At our best, art spoke to me. You lit up and exposed sides of me I hadn’t explored previously, allowing art to seep into and imbue these corners with life. An evocative passage, filled with direct, bland prose, but brimming with poignant meaning— the sort I would dismiss previously as unimaginative— seemed to tease out a wry smile, a soft tear.
I have always been cinema’s genial uncle, nodding encouragingly at all the bilge that passes for mass entertainment. But, ever since we met, these darkened halls have come to seize me by the scruff of my neck: I have scarcely come out of a theatre—pop-corn and butterflies swirling and dancing in my insides—not being affected by it all.
Indeed, people speak of how love is blind, I sometimes find it laughable. If anything, love is blinding: every pore in your being is alive, a crackling receptor of a profound, sensory assault. As your brain grapples with the impossible task of indexing, neatly filing and storing all the beauty and the madness the world constantly churns out and one you’re only now suddenly experiencing, love, in a wonderfully self-referential manner, drives home the fact that love is incomprehensible.
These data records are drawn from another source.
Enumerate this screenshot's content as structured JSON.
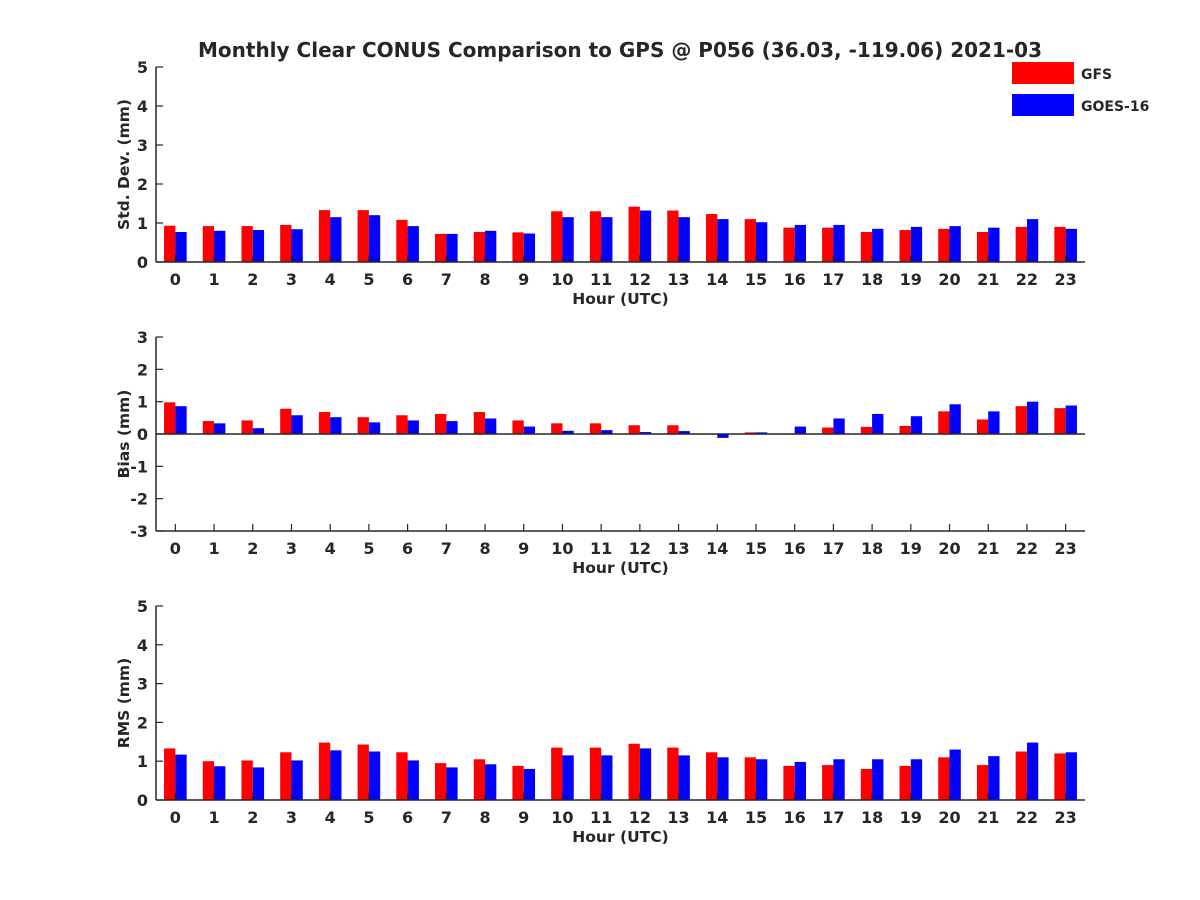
{
  "title": "Monthly Clear CONUS Comparison to GPS @ P056 (36.03, -119.06) 2021-03",
  "colors": {
    "GFS": "#ff0000",
    "GOES-16": "#0000ff",
    "axis": "#262626"
  },
  "legend": {
    "placement": "top-right",
    "items": [
      "GFS",
      "GOES-16"
    ]
  },
  "chart_data": [
    {
      "type": "bar",
      "xlabel": "Hour (UTC)",
      "ylabel": "Std. Dev. (mm)",
      "ylim": [
        0,
        5
      ],
      "yticks": [
        0,
        1,
        2,
        3,
        4,
        5
      ],
      "grid": false,
      "categories": [
        "0",
        "1",
        "2",
        "3",
        "4",
        "5",
        "6",
        "7",
        "8",
        "9",
        "10",
        "11",
        "12",
        "13",
        "14",
        "15",
        "16",
        "17",
        "18",
        "19",
        "20",
        "21",
        "22",
        "23"
      ],
      "series": [
        {
          "name": "GFS",
          "values": [
            0.93,
            0.92,
            0.92,
            0.95,
            1.33,
            1.33,
            1.08,
            0.72,
            0.77,
            0.76,
            1.3,
            1.3,
            1.42,
            1.32,
            1.23,
            1.1,
            0.88,
            0.88,
            0.77,
            0.82,
            0.85,
            0.77,
            0.9,
            0.9
          ]
        },
        {
          "name": "GOES-16",
          "values": [
            0.77,
            0.8,
            0.82,
            0.84,
            1.15,
            1.2,
            0.92,
            0.72,
            0.8,
            0.73,
            1.15,
            1.15,
            1.32,
            1.15,
            1.1,
            1.02,
            0.95,
            0.95,
            0.85,
            0.9,
            0.92,
            0.88,
            1.1,
            0.85
          ]
        }
      ]
    },
    {
      "type": "bar",
      "xlabel": "Hour (UTC)",
      "ylabel": "Bias (mm)",
      "ylim": [
        -3,
        3
      ],
      "yticks": [
        -3,
        -2,
        -1,
        0,
        1,
        2,
        3
      ],
      "grid": false,
      "categories": [
        "0",
        "1",
        "2",
        "3",
        "4",
        "5",
        "6",
        "7",
        "8",
        "9",
        "10",
        "11",
        "12",
        "13",
        "14",
        "15",
        "16",
        "17",
        "18",
        "19",
        "20",
        "21",
        "22",
        "23"
      ],
      "series": [
        {
          "name": "GFS",
          "values": [
            0.98,
            0.4,
            0.42,
            0.78,
            0.68,
            0.52,
            0.58,
            0.62,
            0.68,
            0.42,
            0.33,
            0.33,
            0.27,
            0.27,
            0.0,
            0.05,
            0.0,
            0.2,
            0.22,
            0.25,
            0.7,
            0.45,
            0.86,
            0.8
          ]
        },
        {
          "name": "GOES-16",
          "values": [
            0.86,
            0.33,
            0.18,
            0.58,
            0.52,
            0.36,
            0.42,
            0.4,
            0.48,
            0.23,
            0.1,
            0.12,
            0.06,
            0.09,
            -0.12,
            0.05,
            0.23,
            0.48,
            0.62,
            0.55,
            0.92,
            0.7,
            1.0,
            0.88
          ]
        }
      ]
    },
    {
      "type": "bar",
      "xlabel": "Hour (UTC)",
      "ylabel": "RMS (mm)",
      "ylim": [
        0,
        5
      ],
      "yticks": [
        0,
        1,
        2,
        3,
        4,
        5
      ],
      "grid": false,
      "categories": [
        "0",
        "1",
        "2",
        "3",
        "4",
        "5",
        "6",
        "7",
        "8",
        "9",
        "10",
        "11",
        "12",
        "13",
        "14",
        "15",
        "16",
        "17",
        "18",
        "19",
        "20",
        "21",
        "22",
        "23"
      ],
      "series": [
        {
          "name": "GFS",
          "values": [
            1.33,
            1.0,
            1.02,
            1.23,
            1.48,
            1.43,
            1.23,
            0.95,
            1.05,
            0.88,
            1.35,
            1.35,
            1.45,
            1.35,
            1.23,
            1.1,
            0.88,
            0.9,
            0.8,
            0.88,
            1.1,
            0.9,
            1.25,
            1.2
          ]
        },
        {
          "name": "GOES-16",
          "values": [
            1.17,
            0.87,
            0.84,
            1.02,
            1.28,
            1.25,
            1.02,
            0.84,
            0.92,
            0.8,
            1.15,
            1.15,
            1.33,
            1.15,
            1.1,
            1.05,
            0.98,
            1.05,
            1.05,
            1.05,
            1.3,
            1.13,
            1.48,
            1.23
          ]
        }
      ]
    }
  ]
}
To love is to first give in, then give up.
In some ways—and I say this without the sentimental extravagance of the romantic, but the pragmatism of a logician—you made life speak to me.
There is a photograph of us somewhere: you are saying something, your forehead is creased with exquisite, premature lines; I listen on, rapt, my eyes hidden behind my spectacles. Between us is an upturned fork, I cannot tell whose hand holds it, I cannot even tell if there is a hand holding it all. There is a sense of timelessness to the photograph, not because it could be from today, but because I do not remember when exactly it was taken.
I can guess, however.
We seem happy, like we haven’t yet tired from reaching out to the other’s hand in the middle of a conversation. On the other hand, it feels like we are no longer bewildered by love, no longer willing happenstance to bend on demand: we don’t exude that aura of utter assuredness—of togetherness, of deterministic meaning— that marked the first half of our time together. The fork that stands between us, apparently defying gravity, seems to stand for something larger, something indescribable but appropriate.
I stared at that picture for long, watching something within me swell and ebb, hiss and leap. In that instant, my mind shot through our galaxy: words, images, conversations—all garbled and clear, quietly overwhelming—flickered in its wake, the incandescent tail of a shooting star.
A proud sadness descended upon me, the kind usually reserved for martyrs: it felt like something great had fleetingly touched me and escaped me forever. And, like martyrdom, the essence of this greatness lay as much in its occurrence as its subsequent vanishing.